I first calculate the standardized survival curves where everyone is forced to be exposed and then unexposed.
. range timevar 0 10 100
(2,882 missing values generated)
. standsurv, surv timevar(timevar) ci frame(surv, replace) ///
> at1(hormon 0) at2(hormon 1) atvar(S0 S1) ///
> contrast(difference) contrastvar(Sdiff)
.
. frame surv {
. twoway (rarea S0_lci S0_uci timevar, color(red%25)) ///
> (rarea S1_lci S1_uci timevar, color(blue%25)) ///
> (line S0 timevar, sort lcolor(red)) ///
> (line S1 timevar, sort lcolor(blue)) ///
> , legend(order(1 "No hormonal treatment" 2 "Hormonal treatment") ///
> ring(0) cols(1) pos(1)) ///
> ylabel(0.5(0.1)1,angle(h) format(%3.1f)) ///
> ytitle("S(t)") ///
> xtitle("Years from surgery")
. }
If I run standsurv again with the hazard option I get the corresponding hazard functions of the standardized curves. This is the marginal hazard ratio (as a function of time).

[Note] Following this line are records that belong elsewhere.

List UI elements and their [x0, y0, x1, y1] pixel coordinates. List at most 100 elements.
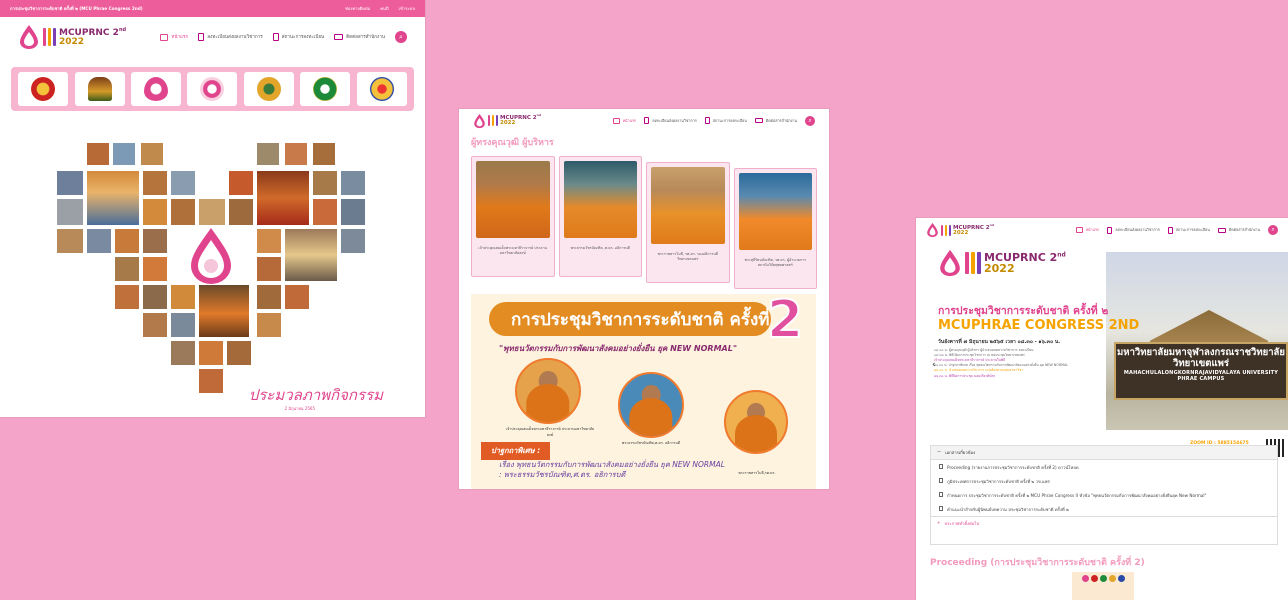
mail-icon: [334, 34, 344, 40]
partner-logos: [11, 67, 414, 111]
nav-home[interactable]: หน้าแรก: [1075, 227, 1099, 233]
search-icon: ⌕: [399, 32, 403, 41]
slider-prev-icon[interactable]: ‹: [932, 360, 936, 370]
nav-home[interactable]: หน้าแรก: [612, 117, 636, 124]
search-icon: ⌕: [808, 116, 812, 124]
top-link-login[interactable]: เข้าระบบ: [399, 5, 415, 12]
top-bar: การประชุมวิชาการระดับชาติ ครั้งที่ ๒ (MC…: [0, 0, 425, 17]
minus-icon: —: [937, 449, 942, 454]
nav-contact[interactable]: ติดต่อสารสำนักงาน: [334, 34, 385, 41]
admin-photo: [563, 161, 637, 238]
site-logo[interactable]: MCUPRNC 2nd 2022: [18, 24, 126, 50]
brand-year: 2022: [953, 229, 969, 236]
document-icon: [704, 117, 710, 124]
gallery-date: 2 มิถุนายน 2565: [284, 406, 315, 411]
accordion-title: เอกสารเกี่ยวข้อง: [945, 450, 976, 455]
partner-logo[interactable]: [18, 72, 69, 106]
partner-logo[interactable]: [300, 72, 351, 106]
nav-status[interactable]: สถานะการลงทะเบียน: [1167, 226, 1210, 234]
search-button[interactable]: ⌕: [1268, 225, 1278, 235]
lotus-drop-icon: [20, 25, 38, 49]
main-nav: หน้าแรก ลงทะเบียนส่งผลงานวิชาการ สถานะกา…: [612, 115, 815, 126]
top-bar-links: ช่องทางติดต่อ คนปี เข้าระบบ: [345, 5, 415, 12]
admin-card[interactable]: พระราชสารโมลี, รศ.ดร. รองอธิการบดีวิทยาเ…: [646, 162, 730, 283]
nav-contact[interactable]: ติดต่อสารสำนักงาน: [1217, 227, 1260, 233]
search-button[interactable]: ⌕: [805, 115, 815, 126]
event-logo-icon: [191, 228, 231, 284]
partner-logo[interactable]: [243, 72, 294, 106]
logo-bars-icon: [43, 28, 56, 46]
conference-poster: การประชุมวิชาการระดับชาติ ครั้งที่ 2 "พุ…: [471, 289, 816, 489]
lotus-drop-icon: [474, 113, 485, 128]
proceeding-cover[interactable]: [1072, 572, 1134, 600]
site-logo[interactable]: MCUPRNC 2nd 2022: [473, 113, 541, 129]
hero-logo: MCUPRNC 2nd 2022: [938, 248, 1066, 278]
poster-theme: "พุทธนวัตกรรมกับการพัฒนาสังคมอย่างยั่งยื…: [499, 344, 737, 353]
nav-status[interactable]: สถานะการลงทะเบียน: [704, 117, 747, 124]
top-link-year[interactable]: คนปี: [380, 5, 388, 12]
document-icon: [939, 506, 943, 511]
document-icon: [198, 33, 205, 41]
poster-portrait-caption: พระราชสารโมลี,รศ.ดร.: [738, 471, 776, 475]
admin-photo: [738, 173, 812, 250]
home-icon: [160, 33, 169, 41]
search-button[interactable]: ⌕: [395, 31, 407, 43]
site-header: MCUPRNC 2nd 2022 หน้าแรก ลงทะเบียนส่งผลง…: [916, 218, 1288, 242]
hero-date: วันอังคารที่ ๗ มิถุนายน ๒๕๖๕ เวลา ๐๘.๓๐ …: [938, 339, 1061, 345]
home-icon: [612, 117, 620, 124]
nav-register[interactable]: ลงทะเบียนส่งผลงานวิชาการ: [198, 33, 263, 41]
plus-icon: +: [937, 520, 941, 525]
hero-slider: มหาวิทยาลัยมหาจุฬาลงกรณราชวิทยาลัย วิทยา…: [928, 242, 1288, 461]
document-link[interactable]: Proceeding (รายงานการประชุมวิชาการระดับช…: [931, 460, 1277, 474]
partner-logo[interactable]: [187, 72, 238, 106]
admin-card[interactable]: เจ้าประคุณสมเด็จพระมหาธีราจารย์ ประธานมห…: [471, 156, 555, 277]
accordion-footer[interactable]: + ประกาศทำตั้งต่อไป: [931, 516, 1277, 530]
nav-register[interactable]: ลงทะเบียนส่งผลงานวิชาการ: [644, 117, 697, 124]
brand-year: 2022: [500, 120, 516, 127]
hero-congress: MCUPHRAE CONGRESS 2ND: [938, 318, 1140, 333]
accordion-header[interactable]: — เอกสารเกี่ยวข้อง: [931, 446, 1277, 460]
site-logo[interactable]: MCUPRNC 2nd 2022: [926, 222, 994, 238]
document-icon: [939, 492, 943, 497]
gallery-caption: ประมวลภาพกิจกรรม: [248, 386, 383, 404]
campus-signboard: มหาวิทยาลัยมหาจุฬาลงกรณราชวิทยาลัย วิทยา…: [1114, 342, 1288, 400]
top-link-contact[interactable]: ช่องทางติดต่อ: [345, 5, 370, 12]
home-icon: [1075, 227, 1083, 233]
screenshot-administrators: MCUPRNC 2nd 2022 หน้าแรก ลงทะเบียนส่งผลง…: [459, 109, 829, 489]
hero-brand-year: 2022: [984, 262, 1015, 275]
admin-caption: เจ้าประคุณสมเด็จพระมหาธีราจารย์ ประธานมห…: [478, 246, 548, 256]
nav-register[interactable]: ลงทะเบียนส่งผลงานวิชาการ: [1107, 226, 1160, 234]
nav-status[interactable]: สถานะการลงทะเบียน: [272, 33, 324, 41]
partner-logo[interactable]: [356, 72, 407, 106]
nav-home[interactable]: หน้าแรก: [160, 33, 188, 41]
document-icon: [939, 464, 943, 469]
site-header: MCUPRNC 2nd 2022 หน้าแรก ลงทะเบียนส่งผลง…: [0, 17, 425, 57]
document-icon: [1107, 226, 1113, 234]
document-link[interactable]: กำหนดการ ประชุมวิชาการระดับชาติ ครั้งที่…: [931, 488, 1277, 502]
hero-headline: การประชุมวิชาการระดับชาติ ครั้งที่ ๒: [938, 305, 1109, 317]
sign-english: PHRAE CAMPUS: [1177, 376, 1225, 383]
partner-logo[interactable]: [131, 72, 182, 106]
poster-tag: ปาฐกถาพิเศษ :: [481, 442, 551, 460]
poster-subtitle-line: เรื่อง พุทธนวัตกรรมกับการพัฒนาสังคมอย่าง…: [499, 460, 725, 469]
section-title: ผู้ทรงคุณวุฒิ ผู้บริหาร: [471, 138, 554, 148]
document-link[interactable]: ภูมิประเทศการประชุมวิชาการระดับชาติ ครั้…: [931, 474, 1277, 488]
poster-subtitle-line: : พระธรรมวัชรบัณฑิต,ศ.ดร. อธิการบดี: [499, 469, 626, 479]
lotus-drop-icon: [927, 222, 938, 238]
brand-year: 2022: [59, 36, 85, 47]
activity-photo-heart: [56, 140, 368, 395]
partner-logo[interactable]: [74, 72, 125, 106]
hero-schedule: ๐๙.๐๐ น. ผู้ทรงคุณวุฒิ ผู้บริหาร ผู้นำเส…: [934, 348, 1109, 379]
poster-portrait: [515, 358, 581, 424]
document-icon: [1167, 226, 1173, 234]
nav-contact[interactable]: ติดต่อสารสำนักงาน: [754, 118, 797, 124]
poster-banner: การประชุมวิชาการระดับชาติ ครั้งที่: [489, 302, 771, 336]
mail-icon: [1217, 227, 1226, 233]
admin-card[interactable]: พระธรรมวัชรบัณฑิต, ศ.ดร. อธิการบดี: [558, 156, 642, 277]
admin-card[interactable]: พระสุธีรัตนบัณฑิต, รศ.ดร. ผู้อำนวยการสถา…: [733, 168, 817, 289]
site-header: MCUPRNC 2nd 2022 หน้าแรก ลงทะเบียนส่งผลง…: [459, 109, 829, 132]
document-link[interactable]: คำแนะนำสำหรับผู้นิพนธ์บทความ ประชุมวิชาก…: [931, 502, 1277, 516]
logo-bars-icon: [965, 252, 981, 274]
poster-portrait-caption: เจ้าประคุณสมเด็จพระมหาธีราจารย์ ประธานมห…: [505, 427, 595, 437]
mail-icon: [754, 118, 763, 123]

. standsurv, hazard timevar(timevar) ci per(1000) frame(hazard, replace) ///
> at1(hormon 0) at2(hormon 1) atvar(h0 h1) ///
> contrast(ratio) contrastvar(hr)Plot the standardized hazard functions.
. frame hazard {
. twoway (rarea h0_lci h0_uci timevar, color(red%30)) ///
> (rarea h1_lci h1_uci timevar, color(blue%30)) ///
> (line h0 timevar, color(red)) ///
> (line h1 timevar, color(blue)) ///
> , legend(off) ///
> ylabel(,angle(h) format(%3.1f)) ///
> xtitle("Years from surgery")
. }
I can’t explain the lower and then higher hazard for those on hormon therapy. Perhaps better adjustment for confounders would change this.
I can also plot the ratio of these two hazard functions with a 95% confidence interval.
. frame hazard {
. twoway (rarea hr_lci hr_uci timevar, color(red%30)) ///
> (line hr timevar, color(red)) ///
> if timevar>0, yscale(log) ///
> ylabel(0.5 1 2 4 8 20 40, angle(h) format(%3.1f)) ///
> xtitle("Years from surgery") ///
> legend(off) ///
> yscale(log)
. }
If I had used the difference argument of the contrast() option I would have obtained the absolute difference in the standardized hazard functions.
I am still thinking about the usefulness of this - in general I prefer the idea of standardized survival functions rather than the corresponding hazard function. However, it is harder to see how the risk of events changes over follow-up time with a cumulative measure (i.e. standardized survival).